Skip to main content
Type: chunk Subtype: chunk_by_character

Settings

unstructured_api_url
string
If specified, overrides the default API URL used for chunker calls. Default: none (uses Unstructured’s internal default).
unstructured_api_key
string
If specified, overrides the default API key used for chunker calls. Default: none (uses Unstructured’s internal default).
include_orig_elements
boolean
If true, the elements used to form a chunk appear in .metadata.orig_elements for that chunk. Default: false.
new_after_n_chars
integer
Soft maximum length of a chunk in characters. Closes a section after reaching approximately this length. Default: none.
max_characters
integer
Hard maximum number of characters in a chunk. Default: none.
overlap
integer
Number of trailing characters from the prior text-split chunk to prepend to each subsequent chunk formed by splitting an oversized element.

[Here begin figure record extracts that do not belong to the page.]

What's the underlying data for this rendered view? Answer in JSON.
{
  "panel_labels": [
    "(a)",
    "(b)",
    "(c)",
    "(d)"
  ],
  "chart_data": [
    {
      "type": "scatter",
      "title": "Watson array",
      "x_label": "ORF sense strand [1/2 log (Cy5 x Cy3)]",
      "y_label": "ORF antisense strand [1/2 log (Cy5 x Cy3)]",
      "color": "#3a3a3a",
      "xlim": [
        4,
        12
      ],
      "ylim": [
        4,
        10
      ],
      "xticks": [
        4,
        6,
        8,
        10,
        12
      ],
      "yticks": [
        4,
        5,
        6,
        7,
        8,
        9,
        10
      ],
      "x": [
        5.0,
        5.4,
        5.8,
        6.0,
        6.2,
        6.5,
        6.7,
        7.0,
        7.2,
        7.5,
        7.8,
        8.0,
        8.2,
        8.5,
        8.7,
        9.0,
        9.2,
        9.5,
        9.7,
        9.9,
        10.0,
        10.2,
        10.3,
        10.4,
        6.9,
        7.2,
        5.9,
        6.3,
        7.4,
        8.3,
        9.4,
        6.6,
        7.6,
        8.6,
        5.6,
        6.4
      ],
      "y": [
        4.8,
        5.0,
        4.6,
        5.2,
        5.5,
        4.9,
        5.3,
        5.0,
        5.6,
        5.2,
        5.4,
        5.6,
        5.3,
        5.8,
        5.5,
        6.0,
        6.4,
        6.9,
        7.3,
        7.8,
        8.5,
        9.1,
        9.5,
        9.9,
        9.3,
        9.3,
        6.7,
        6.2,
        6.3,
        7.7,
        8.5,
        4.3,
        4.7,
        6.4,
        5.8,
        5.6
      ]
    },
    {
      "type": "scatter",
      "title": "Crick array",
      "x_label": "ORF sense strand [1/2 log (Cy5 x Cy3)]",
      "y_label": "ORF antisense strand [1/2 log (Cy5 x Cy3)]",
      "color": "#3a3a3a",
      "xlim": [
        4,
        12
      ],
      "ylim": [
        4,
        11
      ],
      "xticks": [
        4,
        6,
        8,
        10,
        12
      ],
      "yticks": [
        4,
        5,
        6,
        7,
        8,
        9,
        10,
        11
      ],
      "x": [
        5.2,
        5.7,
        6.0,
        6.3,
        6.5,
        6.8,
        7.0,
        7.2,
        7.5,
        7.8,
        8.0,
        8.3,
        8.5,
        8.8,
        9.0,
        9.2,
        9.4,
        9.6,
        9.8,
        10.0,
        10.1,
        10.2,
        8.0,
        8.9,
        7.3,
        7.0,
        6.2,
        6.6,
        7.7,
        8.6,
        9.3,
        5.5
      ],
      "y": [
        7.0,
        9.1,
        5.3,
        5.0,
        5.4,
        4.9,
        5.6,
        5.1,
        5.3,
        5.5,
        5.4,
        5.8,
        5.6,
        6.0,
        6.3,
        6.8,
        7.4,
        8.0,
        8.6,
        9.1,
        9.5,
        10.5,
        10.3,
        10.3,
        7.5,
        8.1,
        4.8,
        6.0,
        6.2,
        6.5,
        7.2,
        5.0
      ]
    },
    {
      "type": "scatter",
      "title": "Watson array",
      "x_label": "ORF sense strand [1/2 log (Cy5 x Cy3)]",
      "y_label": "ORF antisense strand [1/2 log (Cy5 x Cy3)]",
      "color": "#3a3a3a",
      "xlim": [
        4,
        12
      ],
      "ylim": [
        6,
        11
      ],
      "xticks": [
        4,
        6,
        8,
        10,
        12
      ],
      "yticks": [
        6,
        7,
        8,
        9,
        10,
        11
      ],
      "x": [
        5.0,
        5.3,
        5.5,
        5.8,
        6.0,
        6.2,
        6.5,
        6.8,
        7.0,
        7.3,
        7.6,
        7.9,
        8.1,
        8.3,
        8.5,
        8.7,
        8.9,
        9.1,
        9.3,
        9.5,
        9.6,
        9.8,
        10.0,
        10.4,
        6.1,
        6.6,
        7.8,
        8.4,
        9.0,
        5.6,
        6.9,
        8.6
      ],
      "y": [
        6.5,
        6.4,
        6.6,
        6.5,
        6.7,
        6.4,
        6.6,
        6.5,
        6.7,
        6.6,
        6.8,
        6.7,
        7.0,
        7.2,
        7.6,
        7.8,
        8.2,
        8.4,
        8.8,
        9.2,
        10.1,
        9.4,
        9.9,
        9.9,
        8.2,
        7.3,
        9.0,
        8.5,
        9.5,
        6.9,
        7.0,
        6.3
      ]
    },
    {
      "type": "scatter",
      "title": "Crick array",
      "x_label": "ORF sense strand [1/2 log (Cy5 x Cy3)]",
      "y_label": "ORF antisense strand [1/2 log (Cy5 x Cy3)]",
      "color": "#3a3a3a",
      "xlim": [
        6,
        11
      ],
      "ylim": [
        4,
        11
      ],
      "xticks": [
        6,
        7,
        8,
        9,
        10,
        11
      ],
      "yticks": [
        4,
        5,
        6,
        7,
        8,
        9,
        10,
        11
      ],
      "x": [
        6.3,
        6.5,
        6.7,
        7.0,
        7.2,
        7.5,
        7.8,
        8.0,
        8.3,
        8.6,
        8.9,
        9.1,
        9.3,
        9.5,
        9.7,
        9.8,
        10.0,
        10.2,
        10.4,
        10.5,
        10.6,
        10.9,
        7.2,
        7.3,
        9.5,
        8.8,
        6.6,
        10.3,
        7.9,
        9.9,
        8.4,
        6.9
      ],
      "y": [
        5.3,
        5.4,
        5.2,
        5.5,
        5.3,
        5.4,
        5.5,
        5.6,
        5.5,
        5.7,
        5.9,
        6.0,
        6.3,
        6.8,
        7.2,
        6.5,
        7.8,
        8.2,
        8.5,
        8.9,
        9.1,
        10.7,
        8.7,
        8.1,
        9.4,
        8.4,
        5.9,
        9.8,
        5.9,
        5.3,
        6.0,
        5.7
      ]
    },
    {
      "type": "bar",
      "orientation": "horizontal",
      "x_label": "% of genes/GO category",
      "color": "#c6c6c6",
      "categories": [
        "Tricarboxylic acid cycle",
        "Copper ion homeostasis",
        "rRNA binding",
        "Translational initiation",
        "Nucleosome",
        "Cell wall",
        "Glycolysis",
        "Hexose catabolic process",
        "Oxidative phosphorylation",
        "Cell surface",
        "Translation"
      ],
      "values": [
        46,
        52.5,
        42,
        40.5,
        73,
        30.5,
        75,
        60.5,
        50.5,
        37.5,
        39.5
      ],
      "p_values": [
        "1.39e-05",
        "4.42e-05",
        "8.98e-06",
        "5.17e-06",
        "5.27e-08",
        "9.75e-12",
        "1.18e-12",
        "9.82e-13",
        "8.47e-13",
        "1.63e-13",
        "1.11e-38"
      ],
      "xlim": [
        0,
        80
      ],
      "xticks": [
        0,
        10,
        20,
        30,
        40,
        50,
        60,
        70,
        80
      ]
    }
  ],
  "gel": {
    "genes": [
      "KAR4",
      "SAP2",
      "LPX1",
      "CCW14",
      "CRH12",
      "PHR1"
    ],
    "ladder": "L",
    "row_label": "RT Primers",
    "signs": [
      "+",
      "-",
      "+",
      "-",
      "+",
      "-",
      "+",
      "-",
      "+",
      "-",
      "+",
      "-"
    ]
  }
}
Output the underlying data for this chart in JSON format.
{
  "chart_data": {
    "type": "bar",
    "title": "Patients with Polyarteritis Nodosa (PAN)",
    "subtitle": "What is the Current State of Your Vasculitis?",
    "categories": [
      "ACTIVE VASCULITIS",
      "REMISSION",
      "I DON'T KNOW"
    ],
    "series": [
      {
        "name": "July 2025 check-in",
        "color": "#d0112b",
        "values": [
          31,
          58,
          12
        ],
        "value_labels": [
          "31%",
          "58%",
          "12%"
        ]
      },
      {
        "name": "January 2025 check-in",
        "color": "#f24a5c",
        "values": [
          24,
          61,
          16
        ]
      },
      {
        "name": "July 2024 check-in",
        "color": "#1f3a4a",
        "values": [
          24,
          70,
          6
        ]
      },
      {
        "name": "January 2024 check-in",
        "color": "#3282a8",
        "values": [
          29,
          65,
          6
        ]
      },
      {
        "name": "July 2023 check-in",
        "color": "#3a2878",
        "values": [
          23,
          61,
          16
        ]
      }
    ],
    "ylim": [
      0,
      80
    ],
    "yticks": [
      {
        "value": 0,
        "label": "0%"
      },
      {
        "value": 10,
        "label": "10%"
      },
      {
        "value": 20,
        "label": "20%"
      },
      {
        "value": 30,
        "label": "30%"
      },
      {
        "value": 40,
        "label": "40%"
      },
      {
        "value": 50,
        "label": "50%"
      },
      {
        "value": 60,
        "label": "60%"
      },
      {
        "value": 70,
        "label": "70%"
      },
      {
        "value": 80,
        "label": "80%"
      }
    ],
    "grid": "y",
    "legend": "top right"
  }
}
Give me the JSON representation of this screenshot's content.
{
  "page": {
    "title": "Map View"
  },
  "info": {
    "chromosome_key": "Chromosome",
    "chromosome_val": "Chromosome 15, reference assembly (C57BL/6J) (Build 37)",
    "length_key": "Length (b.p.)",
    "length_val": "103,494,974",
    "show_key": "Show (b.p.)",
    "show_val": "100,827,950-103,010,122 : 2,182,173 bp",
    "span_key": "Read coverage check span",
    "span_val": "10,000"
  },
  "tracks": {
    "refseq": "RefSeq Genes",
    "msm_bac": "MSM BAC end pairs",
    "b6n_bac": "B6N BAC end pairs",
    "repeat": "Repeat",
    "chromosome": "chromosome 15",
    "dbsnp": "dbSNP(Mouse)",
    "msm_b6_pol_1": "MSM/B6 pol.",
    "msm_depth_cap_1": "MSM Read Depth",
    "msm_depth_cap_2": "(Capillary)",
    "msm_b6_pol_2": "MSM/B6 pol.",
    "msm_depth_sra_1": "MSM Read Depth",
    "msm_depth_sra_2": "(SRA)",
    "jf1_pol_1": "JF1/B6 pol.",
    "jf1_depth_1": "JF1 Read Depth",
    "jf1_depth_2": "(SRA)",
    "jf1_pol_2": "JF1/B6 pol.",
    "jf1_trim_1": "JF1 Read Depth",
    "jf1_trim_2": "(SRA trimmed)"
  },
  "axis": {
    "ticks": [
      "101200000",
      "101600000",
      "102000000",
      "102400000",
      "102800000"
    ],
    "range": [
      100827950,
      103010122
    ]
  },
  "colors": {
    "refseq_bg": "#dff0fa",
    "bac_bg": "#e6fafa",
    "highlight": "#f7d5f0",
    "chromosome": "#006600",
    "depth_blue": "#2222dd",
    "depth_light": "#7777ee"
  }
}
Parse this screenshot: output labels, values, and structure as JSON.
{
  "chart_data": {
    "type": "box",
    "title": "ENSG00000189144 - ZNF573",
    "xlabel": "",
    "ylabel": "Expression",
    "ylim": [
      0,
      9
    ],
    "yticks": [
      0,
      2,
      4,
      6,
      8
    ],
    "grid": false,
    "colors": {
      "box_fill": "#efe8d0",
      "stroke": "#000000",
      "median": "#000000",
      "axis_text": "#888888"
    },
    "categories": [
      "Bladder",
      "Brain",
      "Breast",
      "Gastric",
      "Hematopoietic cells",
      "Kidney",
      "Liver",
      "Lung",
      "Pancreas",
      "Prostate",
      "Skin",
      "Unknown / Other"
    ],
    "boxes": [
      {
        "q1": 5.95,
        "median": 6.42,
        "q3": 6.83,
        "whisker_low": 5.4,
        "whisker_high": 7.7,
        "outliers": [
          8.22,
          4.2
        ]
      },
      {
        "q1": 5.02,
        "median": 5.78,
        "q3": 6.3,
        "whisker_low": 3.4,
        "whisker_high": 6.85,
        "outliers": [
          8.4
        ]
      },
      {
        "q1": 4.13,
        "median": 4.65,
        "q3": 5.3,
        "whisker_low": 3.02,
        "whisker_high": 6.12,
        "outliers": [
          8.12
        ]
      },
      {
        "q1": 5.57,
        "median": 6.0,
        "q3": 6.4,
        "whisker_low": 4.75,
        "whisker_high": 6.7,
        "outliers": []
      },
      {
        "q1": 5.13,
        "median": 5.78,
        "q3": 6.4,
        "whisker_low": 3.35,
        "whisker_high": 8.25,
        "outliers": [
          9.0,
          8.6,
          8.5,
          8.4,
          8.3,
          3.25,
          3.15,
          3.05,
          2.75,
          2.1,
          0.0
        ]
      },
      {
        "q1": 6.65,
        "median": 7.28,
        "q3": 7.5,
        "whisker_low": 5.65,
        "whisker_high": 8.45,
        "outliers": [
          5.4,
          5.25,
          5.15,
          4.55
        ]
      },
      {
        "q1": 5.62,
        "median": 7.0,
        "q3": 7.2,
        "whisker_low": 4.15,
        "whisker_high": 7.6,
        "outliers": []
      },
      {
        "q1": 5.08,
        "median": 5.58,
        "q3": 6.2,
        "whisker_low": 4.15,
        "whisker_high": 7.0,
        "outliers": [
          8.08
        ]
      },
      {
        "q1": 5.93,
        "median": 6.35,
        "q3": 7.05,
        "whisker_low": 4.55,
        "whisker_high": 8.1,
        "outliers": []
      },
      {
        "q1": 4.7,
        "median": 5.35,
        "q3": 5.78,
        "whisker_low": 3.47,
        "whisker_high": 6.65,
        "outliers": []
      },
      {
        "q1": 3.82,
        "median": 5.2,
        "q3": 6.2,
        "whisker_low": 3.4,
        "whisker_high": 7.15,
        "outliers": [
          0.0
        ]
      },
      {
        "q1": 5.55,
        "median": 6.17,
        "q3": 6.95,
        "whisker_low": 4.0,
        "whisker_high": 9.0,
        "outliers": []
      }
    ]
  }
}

Default: none.
overlap_all
boolean
If true, applies overlap to chunks formed by combining whole elements, not just oversized ones. Use with caution — this can introduce noise into otherwise clean semantic units. Default: false.
isolate_table
boolean
If true, each table is placed in its own dedicated chunk, separate from any surrounding text elements. If false, small tables may share a chunk with adjacent text, producing mixed chunks that contain both text and table content.Regardless of this setting, narrative overlap is never prepended to table-only chunks, and table overlap is never appended to following narrative chunks.Note that max_characters applies to a chunk’s visible .text content. When a table joins a mixed chunk with isolate_table set to false, the table’s metadata.text_as_html is not subject to the same size budget. If the table has a large HTML representation, the serialized chunk payload may exceed max_characters. Use isolate_table: true if you have strict payload size requirements.Default: true.
contextual_chunking_strategy
string
If specified, prepends chunk-specific explanatory context to each chunk. Allowed value: v1. Default: none.
chunk_by_character_chunker_workflow_node = WorkflowNode(
    name="Chunker",
    subtype="chunk_by_character",
    type="chunk",
    settings={
        "unstructured_api_url": None,
        "unstructured_api_key": None,
        "include_orig_elements": <True|False>,
        "new_after_n_chars": <new-after-n-chars>,
        "max_characters": <max-characters>,
        "overlap": <overlap>,
        "overlap_all": <True|False>,
        "isolate_table": <True|False>,
        "contextual_chunking_strategy": "<contextual-chunking-strategy>"
    }
)